Аэропорт напоминал муравейник – все вокруг шевелилось, двигалось, разговаривало, куда-то торопилось… Коваль отвыкла от такого количества народа, поселок был тихим местом, где по улицам особо не разгуливают, да и в доме никто не толокся без нужды, зная, что всему на свете хозяйка предпочитает покой и уединение, только спать не любит одна, а в остальное время одиночество ее не напрягает. Надо же, все плачут, что денег нет, а поди ж ты – полный аэровокзал, все куда-то летят, Новый год ведь! Вот он, пресловутый «средний класс» – еще не совсем и не на все хватает заработанного, но уже кое-что могут позволить себе.
На стоянке Марина с тоской провела рукой в перчатке по сверкающему капоту машины, жалея, что так мало удалось погонять на ней. Водитель понял ее настроение:
– Вы же вернетесь, Марина Викторовна, накатаетесь еще, куда торопиться? Жизнь-то длинная.
– Твои слова да богу в уши, Юрка, – произнесла Коваль чуть слышно, отряхивая с перчатки снег. – Что, пора прощаться, мальчики?
– Какое-то настроение у вас странное, – заметил подошедший ближе Сева. – Вроде отдыхать едете, а вид – как на похороны.

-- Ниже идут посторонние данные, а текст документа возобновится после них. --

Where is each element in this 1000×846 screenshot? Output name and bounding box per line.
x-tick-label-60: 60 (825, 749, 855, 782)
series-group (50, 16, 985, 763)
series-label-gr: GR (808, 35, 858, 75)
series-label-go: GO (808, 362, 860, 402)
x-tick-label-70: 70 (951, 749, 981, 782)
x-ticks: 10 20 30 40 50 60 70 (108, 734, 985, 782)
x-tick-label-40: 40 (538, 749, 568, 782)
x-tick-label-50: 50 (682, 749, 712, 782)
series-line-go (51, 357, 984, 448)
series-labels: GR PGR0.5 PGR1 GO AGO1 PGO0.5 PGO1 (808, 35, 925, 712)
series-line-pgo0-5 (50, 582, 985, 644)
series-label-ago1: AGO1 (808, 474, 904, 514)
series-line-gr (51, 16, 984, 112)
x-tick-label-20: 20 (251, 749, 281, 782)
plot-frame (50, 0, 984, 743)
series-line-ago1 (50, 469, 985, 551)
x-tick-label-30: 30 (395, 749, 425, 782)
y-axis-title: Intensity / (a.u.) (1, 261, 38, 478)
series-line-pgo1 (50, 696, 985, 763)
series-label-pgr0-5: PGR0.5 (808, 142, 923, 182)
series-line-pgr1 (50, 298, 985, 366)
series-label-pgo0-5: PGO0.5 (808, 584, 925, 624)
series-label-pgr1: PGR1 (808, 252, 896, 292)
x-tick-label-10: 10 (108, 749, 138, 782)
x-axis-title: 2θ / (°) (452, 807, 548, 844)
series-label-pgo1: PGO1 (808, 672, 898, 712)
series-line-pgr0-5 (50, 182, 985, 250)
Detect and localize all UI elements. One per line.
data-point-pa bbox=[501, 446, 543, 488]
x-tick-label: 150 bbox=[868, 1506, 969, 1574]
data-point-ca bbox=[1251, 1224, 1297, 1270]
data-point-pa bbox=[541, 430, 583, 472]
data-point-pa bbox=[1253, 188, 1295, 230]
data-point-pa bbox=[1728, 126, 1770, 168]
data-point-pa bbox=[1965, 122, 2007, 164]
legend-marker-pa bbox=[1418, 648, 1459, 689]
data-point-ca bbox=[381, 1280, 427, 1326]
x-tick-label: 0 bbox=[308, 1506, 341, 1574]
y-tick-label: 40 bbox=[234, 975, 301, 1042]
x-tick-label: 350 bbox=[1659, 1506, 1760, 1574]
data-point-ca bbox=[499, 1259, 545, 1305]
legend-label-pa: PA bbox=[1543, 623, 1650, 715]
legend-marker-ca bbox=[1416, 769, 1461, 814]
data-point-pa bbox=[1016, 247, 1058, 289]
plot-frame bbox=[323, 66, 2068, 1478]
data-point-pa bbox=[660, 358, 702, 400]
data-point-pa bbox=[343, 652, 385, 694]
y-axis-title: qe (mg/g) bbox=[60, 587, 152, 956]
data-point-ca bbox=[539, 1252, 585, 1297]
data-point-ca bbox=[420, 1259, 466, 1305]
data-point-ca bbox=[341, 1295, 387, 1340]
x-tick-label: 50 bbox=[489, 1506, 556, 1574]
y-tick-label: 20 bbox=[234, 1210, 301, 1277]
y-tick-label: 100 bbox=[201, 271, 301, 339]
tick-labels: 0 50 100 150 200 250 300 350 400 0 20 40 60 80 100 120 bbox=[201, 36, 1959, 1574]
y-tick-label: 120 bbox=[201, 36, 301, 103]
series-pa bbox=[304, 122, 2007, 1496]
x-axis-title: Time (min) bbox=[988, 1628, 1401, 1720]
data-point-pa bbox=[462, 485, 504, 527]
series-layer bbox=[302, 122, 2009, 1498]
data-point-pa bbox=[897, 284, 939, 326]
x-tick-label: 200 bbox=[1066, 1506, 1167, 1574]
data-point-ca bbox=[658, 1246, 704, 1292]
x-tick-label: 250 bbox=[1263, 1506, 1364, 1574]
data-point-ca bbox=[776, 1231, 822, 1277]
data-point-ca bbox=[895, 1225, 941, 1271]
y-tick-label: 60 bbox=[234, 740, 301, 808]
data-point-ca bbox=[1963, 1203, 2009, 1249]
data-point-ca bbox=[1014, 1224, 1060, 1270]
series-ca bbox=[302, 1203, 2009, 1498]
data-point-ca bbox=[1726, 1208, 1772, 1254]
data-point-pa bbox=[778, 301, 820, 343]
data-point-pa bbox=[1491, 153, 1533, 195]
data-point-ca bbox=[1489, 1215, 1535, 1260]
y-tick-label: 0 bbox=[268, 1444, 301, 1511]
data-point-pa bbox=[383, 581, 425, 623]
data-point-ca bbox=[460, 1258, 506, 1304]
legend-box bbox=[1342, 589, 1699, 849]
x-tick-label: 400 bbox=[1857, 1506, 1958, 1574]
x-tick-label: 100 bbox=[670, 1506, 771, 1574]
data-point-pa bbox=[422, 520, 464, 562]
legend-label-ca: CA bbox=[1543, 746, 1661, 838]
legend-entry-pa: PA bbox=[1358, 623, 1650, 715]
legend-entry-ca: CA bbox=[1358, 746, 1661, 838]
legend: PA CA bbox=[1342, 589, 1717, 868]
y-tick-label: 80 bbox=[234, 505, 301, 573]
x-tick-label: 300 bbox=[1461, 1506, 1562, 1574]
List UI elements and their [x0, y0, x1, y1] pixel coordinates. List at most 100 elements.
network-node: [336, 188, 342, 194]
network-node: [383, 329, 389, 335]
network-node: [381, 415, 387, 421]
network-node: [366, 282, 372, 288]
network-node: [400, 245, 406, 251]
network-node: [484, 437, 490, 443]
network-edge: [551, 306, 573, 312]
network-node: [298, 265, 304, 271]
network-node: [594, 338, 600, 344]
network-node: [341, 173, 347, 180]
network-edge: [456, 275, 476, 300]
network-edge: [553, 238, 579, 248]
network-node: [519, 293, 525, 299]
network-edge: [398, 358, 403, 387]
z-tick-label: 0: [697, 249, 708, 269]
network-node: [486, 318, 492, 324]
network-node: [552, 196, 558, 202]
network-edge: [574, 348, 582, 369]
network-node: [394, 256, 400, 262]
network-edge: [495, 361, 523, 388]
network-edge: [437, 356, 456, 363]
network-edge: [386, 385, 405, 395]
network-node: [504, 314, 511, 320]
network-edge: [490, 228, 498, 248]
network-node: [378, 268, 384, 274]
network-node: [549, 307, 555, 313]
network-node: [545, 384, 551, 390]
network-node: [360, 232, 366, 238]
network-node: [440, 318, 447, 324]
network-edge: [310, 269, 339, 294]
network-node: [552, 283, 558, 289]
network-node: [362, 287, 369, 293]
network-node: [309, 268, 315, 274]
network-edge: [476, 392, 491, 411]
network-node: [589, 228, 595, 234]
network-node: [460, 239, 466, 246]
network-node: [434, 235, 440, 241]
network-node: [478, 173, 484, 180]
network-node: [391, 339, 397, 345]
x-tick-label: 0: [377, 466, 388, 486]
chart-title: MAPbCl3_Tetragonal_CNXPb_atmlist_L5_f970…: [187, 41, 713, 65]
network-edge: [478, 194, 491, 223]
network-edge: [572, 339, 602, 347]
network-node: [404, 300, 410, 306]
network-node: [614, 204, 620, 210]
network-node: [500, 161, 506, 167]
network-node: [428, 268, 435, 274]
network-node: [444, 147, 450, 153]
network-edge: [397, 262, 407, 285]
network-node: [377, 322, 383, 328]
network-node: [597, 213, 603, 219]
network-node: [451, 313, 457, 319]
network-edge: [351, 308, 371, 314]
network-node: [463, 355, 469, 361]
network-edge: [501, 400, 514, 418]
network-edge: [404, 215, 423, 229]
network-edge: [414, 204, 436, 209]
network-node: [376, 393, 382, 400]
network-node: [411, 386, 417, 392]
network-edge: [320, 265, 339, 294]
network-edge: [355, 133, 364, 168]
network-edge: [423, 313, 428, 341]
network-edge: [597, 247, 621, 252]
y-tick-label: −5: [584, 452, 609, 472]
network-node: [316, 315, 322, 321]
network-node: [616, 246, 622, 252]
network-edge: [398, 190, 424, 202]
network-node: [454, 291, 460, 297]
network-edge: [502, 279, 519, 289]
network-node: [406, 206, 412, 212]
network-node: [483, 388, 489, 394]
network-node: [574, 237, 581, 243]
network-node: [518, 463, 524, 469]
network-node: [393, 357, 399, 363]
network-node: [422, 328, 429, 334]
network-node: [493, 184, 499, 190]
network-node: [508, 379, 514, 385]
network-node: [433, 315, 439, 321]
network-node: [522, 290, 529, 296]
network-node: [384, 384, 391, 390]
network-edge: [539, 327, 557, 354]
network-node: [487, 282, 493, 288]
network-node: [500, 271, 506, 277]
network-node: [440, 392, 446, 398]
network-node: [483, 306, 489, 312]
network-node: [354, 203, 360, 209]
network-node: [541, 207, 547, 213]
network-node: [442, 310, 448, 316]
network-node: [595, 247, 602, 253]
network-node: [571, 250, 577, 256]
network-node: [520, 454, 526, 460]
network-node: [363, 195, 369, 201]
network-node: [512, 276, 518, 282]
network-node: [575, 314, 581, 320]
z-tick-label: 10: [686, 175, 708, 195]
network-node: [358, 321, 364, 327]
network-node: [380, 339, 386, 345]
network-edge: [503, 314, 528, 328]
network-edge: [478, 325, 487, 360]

«Кто знает!» – подумала она про себя, но вслух не высказалась, молча обняла охранников и кивнула Женьке, державшему на руках уснувшего Егорку.
– Пойдем, дорогой, пора…
У самого выхода Марина обернулась, помахала рукой стоящим на прежнем месте охранникам, те замахали в ответ, и Коваль шагнула в коридор, который вел ее неизвестно куда.
Часть 2
– Ну просто рок какой-то – стоит мне приехать в Москву, как тут зима прекращается! – с досадой проговорила Марина, спускаясь по трапу и подбирая повыше полы черной норковой шубы.
В самом деле, дома было минус двадцать, а здесь, в столице, от силы минус два. В такую погоду у Коваль всегда портилось настроение и начинала болеть голова. Спускающийся следом Хохол о чем-то тихо рассказывал Егорке, а потому никак не отреагировал на ее нытье. Егорка крутил головенкой по сторонам, разглядывая незнакомые предметы – огромные самолеты и движущиеся к ним трапы. Его глаза были похожи на два юбилейных рубля – круглые, блестящие, мальчик улыбался и показывал пальчиком на ближайший к ним самолет:
– Папа, моти, моти! Ж-ж-ж!
Женька смеялся, поправляя ему сбившуюся набок шапку:
– Вот впечатлений у тебя, да, сынок?
– А уж у меня-то впечатлений! – пробурчала Марина, проваливаясь сапогом в наполненную талой водой канавку. – Черт возьми, как я ненавижу такую погоду!
– Котенок, потерпи до машины, – попросил Хохол, догоняя ее. – Конечно, это не дома – снега нет, тепло… Но зато отец доволен будет, да и Егор вон как увлекся, посмотри!